Setting up a Trust to protect a Disabled Dependant.

How easy is this and could it be easier?

The answer it appears relatively straight forward or that is how it is positioned but the reality is do not expect it to be cheap, simple or quick and be prepared for some challenges in establishing the trust terms how you want them.  There are pitfalls along the way which as you are doing something for the first time and dealing with solicitors and cutting through the legal speak will always be a challenge.

Starting at the logical first point is the setting up of the Will in which you are leaving all or part of your estate to the trust.  At this stage you will define who the beneficiaries of the trust would be and imagine that you have two children and one (A) gets 50% and the other (B), who is disabled their share is to be put into trust. The first realisation is the trust is not purely for them and to avoid a tax burden and the monies being considered as part of their wealth multiple beneficiaries will be identified.  This is required based on the assumptions that the disabled person will most likely be on benefits and any monies purely in their name would be part of the means testing process. Therefore, what might be deemed a relatively small inheritance sum might have significant implications on the amount the individual is receiving in benefits and ultimately having to live on.

The Will in most cases will sit until the eventuality of someone dies at which point the executors will be instructed to set up a discretionary trust as part of the terms.  Be prepared that this means legal costs in establishing and registering the trust and then the added complication of setting up a bank account in the trust name so the monies can be deposited. 

What many would recommend is that the trust is set up in advance so that the heartache and pain of dealing with the solicitor and a bank is done when not coping with the tragic loss of a family member, yet there are downsides to this also.  Banks do not set up trust accounts on a daily basis and the counter staff do not understand.  It took a family 4 different banks before eventually getting one that understood the trust terms and then from an initial request it was over a month to get something that could operate how the trustees required.  If you have a few failed attempts in progressing getting the account set up it could result in three or four months of going back and forward, signing different forms and lengthy conversations.

So, what to look out for is that banks see trust accounts as possible tax avoidance schemes and typically have a small team in a head office that you will not get to speak to regardless of however many times you request it.  The people in the branch reassuringly will say it is simple and straightforward but the reality is the banks see it as complicated and you will experience a chain of Chinese whispers with ultimately restrictions on the account which are the banks position but in many cases, renders the account inoperable.  Many of the banks see the area of trusts for their few private banking clients and do not want to operate the service unless the sums are significant. Banks also have some difficulties with trusts and the arbitrary rules that they set sometimes do not accord with the law.
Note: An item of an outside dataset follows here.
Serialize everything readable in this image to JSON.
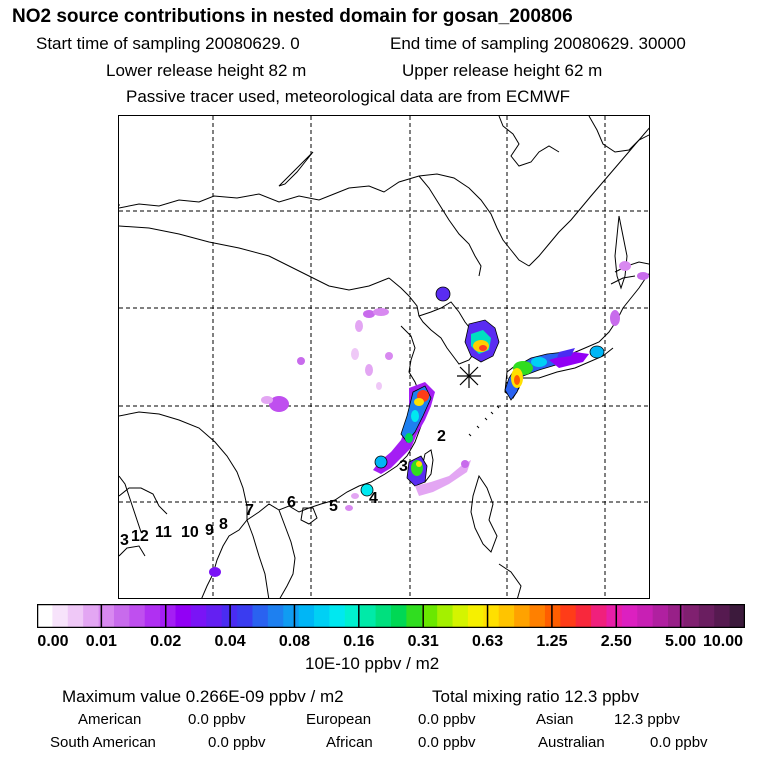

Given the complexity of just getting a bank account established the next consideration is once the trust is established you will need to register and do annual returns with HMRC.  These are relatively straight forward and typically good record keeping will keep you right in doing the return.

Going back to the consideration of setting up the trust in advance though one area to consider is that trusts can only generate income for a period of 21 years.  So, if you are planning ahead, you will need to have the trust making no money for the period up to the deaths of the individual leaving their inheritance.  Obviously if it is the Will executors who are setting up the trust then it is assumed the individual has died. 

Is it easy then, no. Could it be, yes.

The problem though is that both banks and the government have their guidelines on how they expect the trust should be established and managed, the law has clear guidelines on what can and cannot be in the trust so you will need to be clear and concise in your requirements but willing to accept further beneficiaries of the trust and some of the conditions about trusts are antiquated and have been challenged but remain conditions, such as the 21 years ruling.

The reality, and in conclusion is that the trust needs legal input and you should not try and establish a trust without it.  You might need to shop around for a bank to work with and do not be afraid to walk away and start setting up an account with another if they start to restrict the terms of operating the account.  Finally, we do recommend do it in advance of the death because it taking 2, 3 or even 6-months to set it up in advance is nothing like struggling to do it on someone else’s bequest when possibly grieving.